The write-offs for Global Eagle in 2017 are significant. The company reported its year-end financials this week and included a non-cash impairment charge of $184 million in the connectivity segment. That represented more than half of the full year net loss of $357.1 million for the company on revenue of $619 million. Those numbers are rough to stomach, but the company also used its earnings call to announce significant order wins heading into 2018, suggesting that it might be through the worst of the troubles and moving towards stability and success.

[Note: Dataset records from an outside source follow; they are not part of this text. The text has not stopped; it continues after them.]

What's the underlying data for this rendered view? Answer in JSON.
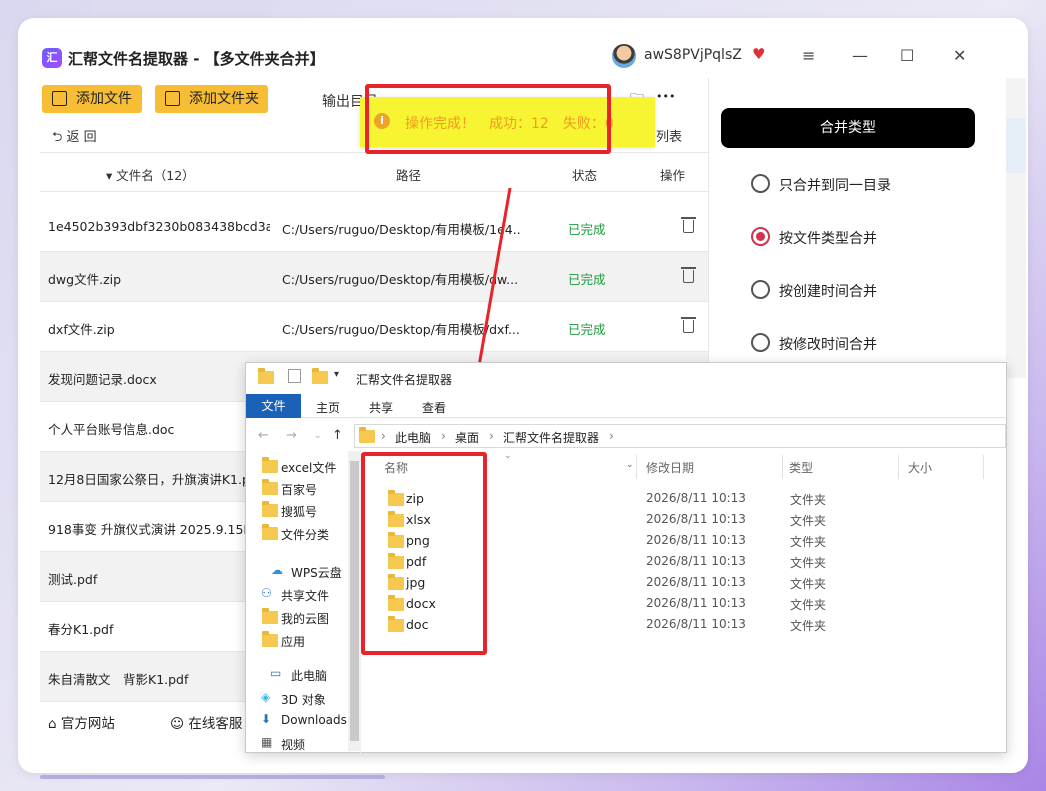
{
  "app": {
    "logo_text": "汇",
    "title": "汇帮文件名提取器 - 【多文件夹合并】",
    "user": "awS8PVjPqlsZ",
    "menu_glyph": "≡",
    "min_glyph": "—",
    "max_glyph": "☐",
    "close_glyph": "✕"
  },
  "toolbar": {
    "add_file": "添加文件",
    "add_folder": "添加文件夹",
    "output_label": "输出目录",
    "more_glyph": "•••"
  },
  "nav": {
    "back": "返 回",
    "list": "列表"
  },
  "table": {
    "headers": {
      "name": "▾ 文件名（12）",
      "path": "路径",
      "status": "状态",
      "action": "操作"
    },
    "rows": [
      {
        "name": "1e4502b393dbf3230b083438bcd3ac...",
        "path": "C:/Users/ruguo/Desktop/有用模板/1e4...",
        "status": "已完成"
      },
      {
        "name": "dwg文件.zip",
        "path": "C:/Users/ruguo/Desktop/有用模板/dw...",
        "status": "已完成"
      },
      {
        "name": "dxf文件.zip",
        "path": "C:/Users/ruguo/Desktop/有用模板/dxf...",
        "status": "已完成"
      },
      {
        "name": "发现问题记录.docx",
        "path": "",
        "status": ""
      },
      {
        "name": "个人平台账号信息.doc",
        "path": "",
        "status": ""
      },
      {
        "name": "12月8日国家公祭日，升旗演讲K1.pd",
        "path": "",
        "status": ""
      },
      {
        "name": "918事变 升旗仪式演讲 2025.9.15K1.",
        "path": "",
        "status": ""
      },
      {
        "name": "测试.pdf",
        "path": "",
        "status": ""
      },
      {
        "name": "春分K1.pdf",
        "path": "",
        "status": ""
      },
      {
        "name": "朱自清散文　背影K1.pdf",
        "path": "",
        "status": ""
      }
    ]
  },
  "footer": {
    "site": "官方网站",
    "service": "在线客服"
  },
  "merge": {
    "header": "合并类型",
    "options": [
      "只合并到同一目录",
      "按文件类型合并",
      "按创建时间合并",
      "按修改时间合并"
    ],
    "selected_index": 1,
    "accent": "#d3334d"
  },
  "toast": {
    "icon": "i",
    "text": "操作完成！　成功：12　失败：0"
  },
  "explorer": {
    "title": "汇帮文件名提取器",
    "tabs": [
      "文件",
      "主页",
      "共享",
      "查看"
    ],
    "crumbs": [
      "此电脑",
      "桌面",
      "汇帮文件名提取器"
    ],
    "tree": [
      "excel文件",
      "百家号",
      "搜狐号",
      "文件分类",
      "WPS云盘",
      "共享文件",
      "我的云图",
      "应用",
      "此电脑",
      "3D 对象",
      "Downloads",
      "视频"
    ],
    "columns": {
      "name": "名称",
      "date": "修改日期",
      "type": "类型",
      "size": "大小"
    },
    "files": [
      {
        "name": "zip",
        "date": "2026/8/11 10:13",
        "type": "文件夹"
      },
      {
        "name": "xlsx",
        "date": "2026/8/11 10:13",
        "type": "文件夹"
      },
      {
        "name": "png",
        "date": "2026/8/11 10:13",
        "type": "文件夹"
      },
      {
        "name": "pdf",
        "date": "2026/8/11 10:13",
        "type": "文件夹"
      },
      {
        "name": "jpg",
        "date": "2026/8/11 10:13",
        "type": "文件夹"
      },
      {
        "name": "docx",
        "date": "2026/8/11 10:13",
        "type": "文件夹"
      },
      {
        "name": "doc",
        "date": "2026/8/11 10:13",
        "type": "文件夹"
      }
    ]
  },
  "colors": {
    "toolbar_button": "#f7bd34",
    "status_done": "#1a9c3c",
    "toast_bg": "#f7f431",
    "toast_text": "#f29b1f",
    "annotation": "#e8232a",
    "ribbon_active": "#1a62b8"
  }
}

Connectivity wins around the globe
Earlier this year Global Eagle teased a connectivity contract with a new carrier in a deal expected to be larger than the Norwegian implementation today. In this week’s call that carrier was narrowed to the European region, though still no specific airline named. New CEO Joshua Marks suggested in the call that the service would be active in Q3 2018 and that orders and contracts are progressing towards that goal. A leading candidate for that deal is Air France, having previously trialed the Global Eagle kit in partnership with French telecom carrier Orange. Air France chose Gogo’s 2Ku solution for its long-haul fleet and indicated that a solution for the short-haul aircraft would be forthcoming; that announcement remains pending.
Beyond Europe Marks announced two additional deals during the call. In India Jet Airways signed a MoU to add connectivity to the 70 737s it has currently flying with entertainment from Global Eagle. Moreover, an additional 81 aircraft will be added to the deal for both content and connectivity. This work depends on the Indian government approving inflight connectivity on the regulatory side but that work is progressing and is expected later this year. Marks notes that this approval is in the final stages and is expected to be issued this year, with installations beginning shortly thereafter.
Global Eagle has a third win in the books, with a Letter of Intent signed in Southeast Asia. Again, the company declined to name the carrier, typical in allowing the airlines to manage the publicity around such announcements. Marks did note that the deal would cover 737 and A330 aircraft, leaving Garuda and Malaysia Airlines as two potential carriers involved in the deal. They represent approximately 100 or 70 aircraft of those types, respectively. Of note, installing on the A330 aircraft would be a small shift from prior company guidance that it was acutely focused on the single-aisle market.
— Seth Miller (@WandrMe) April 2, 2018
In the Americas Marks also highlighted the relationship with Southwest Airlines, noting install growth on both the 737NG and 737MAX fleets. He also points out that technology is helping deliver a better and more consistent passenger experience on board without necessarily requiring massive spending on capacity (though additional bandwidth is also coming online), “We have also used our proprietary technology that materially reduces our bandwidth requirement, avoiding millions of dollars in cost. With HTS coming online, we are rolling out another step change in Southwest performance by midyear.”
But not everyone…
In February’s earnings call Marks was clear that not every airline was a good fit for Global Eagle’s connectivity solution:
We’re not trying to chase every plane in the world. We want to be the provider of choice for short-haul single aisle aircraft that are operating dense, operation inside of a specific region. We take capacity from different operators and different orbits and different networks. We bring them together to provide a scalable user experience over that that specific area.
In this week’s call he expanded on that idea, suggesting that other connectivity providers are pursuing business that is not profitable and that Global Eagle would not be drawn into that behavior:
We plan to accelerate [connectivity revenue] growth, but we aren’t going to do so by following our competitors who entice customers of giveaways that don’t result in a robust business model. Rather, our recent wins demonstrate the value from our comprehensive and proven Connectivity solutions and from our integrated portfolio of Media services…
Our gross margins in Connectivity are respectable, but they’re not where we expect them to be.
In sum these announcements reflect significant potential for growth in Global Eagle’s connectivity portfolio. The airline fleets identified above represent approximately 300-350 potential aircraft to be fitted, a number that Marks corroborated in the Q&A portion of the call. The company must balance the desire for what Marks describes as profitable growth with the overall industry scramble to sign up as many aircraft as possible.
The oft-discussed consolidation of vendors remains a hot topic of conversation in the industry. Presumably holding more long-term contracts is better than not in such negotiations, though if they’re all money-losing deals perhaps not so much.